|Isom, Roger - CALIFORNIA COTTON GINNERS|
Submitted to: Journal of Air and Waste Management Association
Publication Type: Peer Reviewed Journal
Publication Acceptance Date: December 4, 1996
Publication Date: N/A
Interpretive Summary: The San Joaquin Valley of California exceeds Federal standards for ozone pollution. Nitrous oxides (NOx) which are created from burning fossil fuels are precursors of ozone. Cotton gins in the Valley use fossil fuels (propane or natural gas) to dry and condition cotton during the ginning process. The State of California has proposed a burner NOx emission limit of 60 ppm or less as part of the licensing criterion for cotton gins. The emission levels of conventional gin burners as well as that of newer lo-NOx emission range from a low of 2.4 ppm to a high of 51 ppm for a lo-NOx and conventional burner, respectively. An economic analysis of the cost per ton of NOx reduction substituting a lo-NOx burner for a conventional burner showed an annual capitalized cost of $16,711/ton. The State air control district has an upper cost limit of $9,700/ton of NOx reduced to require an equipment change. Therefore, using this economic criterion, gins do not have to replace their conventional burners for lo-NOx burners to meet operational licensing requirements.

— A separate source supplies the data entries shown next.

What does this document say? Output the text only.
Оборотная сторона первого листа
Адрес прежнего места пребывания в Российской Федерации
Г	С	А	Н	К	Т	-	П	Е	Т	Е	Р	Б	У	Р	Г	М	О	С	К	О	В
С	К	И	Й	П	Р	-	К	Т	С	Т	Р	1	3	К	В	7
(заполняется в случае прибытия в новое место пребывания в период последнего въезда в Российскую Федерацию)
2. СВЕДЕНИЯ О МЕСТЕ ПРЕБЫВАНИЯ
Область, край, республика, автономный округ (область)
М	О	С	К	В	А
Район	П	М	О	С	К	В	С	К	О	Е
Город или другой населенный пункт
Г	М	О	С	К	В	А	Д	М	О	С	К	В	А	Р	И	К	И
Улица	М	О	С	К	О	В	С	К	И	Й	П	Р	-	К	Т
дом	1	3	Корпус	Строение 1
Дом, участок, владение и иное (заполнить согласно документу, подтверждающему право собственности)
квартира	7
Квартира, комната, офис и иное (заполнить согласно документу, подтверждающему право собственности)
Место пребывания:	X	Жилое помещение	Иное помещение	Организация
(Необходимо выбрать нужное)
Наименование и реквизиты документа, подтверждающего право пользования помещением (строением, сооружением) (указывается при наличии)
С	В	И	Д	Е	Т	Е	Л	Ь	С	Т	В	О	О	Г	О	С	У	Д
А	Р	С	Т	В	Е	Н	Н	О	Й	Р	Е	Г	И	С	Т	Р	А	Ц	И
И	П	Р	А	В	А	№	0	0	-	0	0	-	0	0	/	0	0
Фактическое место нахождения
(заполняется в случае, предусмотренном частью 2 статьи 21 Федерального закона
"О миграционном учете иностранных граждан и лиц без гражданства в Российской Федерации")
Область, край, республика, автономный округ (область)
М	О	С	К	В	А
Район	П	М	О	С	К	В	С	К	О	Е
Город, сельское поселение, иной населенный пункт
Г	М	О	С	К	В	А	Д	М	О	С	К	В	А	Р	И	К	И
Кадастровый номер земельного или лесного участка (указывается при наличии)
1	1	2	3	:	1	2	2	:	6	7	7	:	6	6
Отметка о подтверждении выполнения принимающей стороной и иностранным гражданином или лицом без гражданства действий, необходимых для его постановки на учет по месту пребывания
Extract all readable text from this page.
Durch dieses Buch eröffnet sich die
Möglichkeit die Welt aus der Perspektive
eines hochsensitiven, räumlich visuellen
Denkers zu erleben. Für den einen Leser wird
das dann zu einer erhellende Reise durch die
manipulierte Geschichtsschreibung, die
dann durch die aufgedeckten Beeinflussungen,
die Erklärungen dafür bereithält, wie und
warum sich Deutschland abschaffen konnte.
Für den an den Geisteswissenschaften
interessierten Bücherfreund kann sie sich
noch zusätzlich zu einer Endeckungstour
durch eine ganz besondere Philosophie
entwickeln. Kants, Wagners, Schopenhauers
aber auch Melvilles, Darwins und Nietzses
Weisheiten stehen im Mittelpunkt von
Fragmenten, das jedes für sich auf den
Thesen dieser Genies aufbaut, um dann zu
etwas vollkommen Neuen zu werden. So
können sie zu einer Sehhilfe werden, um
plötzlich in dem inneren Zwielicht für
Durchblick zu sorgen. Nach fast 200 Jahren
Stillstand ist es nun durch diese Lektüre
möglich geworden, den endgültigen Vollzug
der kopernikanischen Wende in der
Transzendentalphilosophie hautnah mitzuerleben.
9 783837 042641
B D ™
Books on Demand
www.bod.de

Technical Abstract: The San Joaquin Valley of California is in the San Joaquin Valley Unified Air Pollution Control District (SJVUAPCD), which is a nonattainment area for ozone of which NOx is a precursor. Because of the Federal Clean Air Act, the SJVUAPCD recently began defining Best Available Control Technology (BACT) for NOx emissions from cotton gin drying system gas fired burners in nits jurisdiction. The NOx emission levels of conventionally used direct fired burners were unknown. It was also unknown how these conventional burners would compare against newer lo-NOx burners or against the proposed SJVUAPCD NOx emission standard of 60 ppm or less. Replicated laboratory measurements were made of the emissions of both conventional direct fired and lo-NOx burner designs. NOx emission levels during the test ranged from a low of 2.4 ppm for one of the lo-NOx designs to a high of 51 ppm for a conventional burner depending on the firing rate. An economic analysis of the cost per ton of NOx reduction substituting a lo-NOx burner for a conventional burner showed an annual capitalized cost of $16,711/ton. The SJVUAPCD has an upper limit of $9,700/ton of NOx reduced to qualify for definition as BACT. Therefore, using this economic criterion, the conventional gas fired burners will presently remain as BACT for cotton gins for the SJVUAPCD.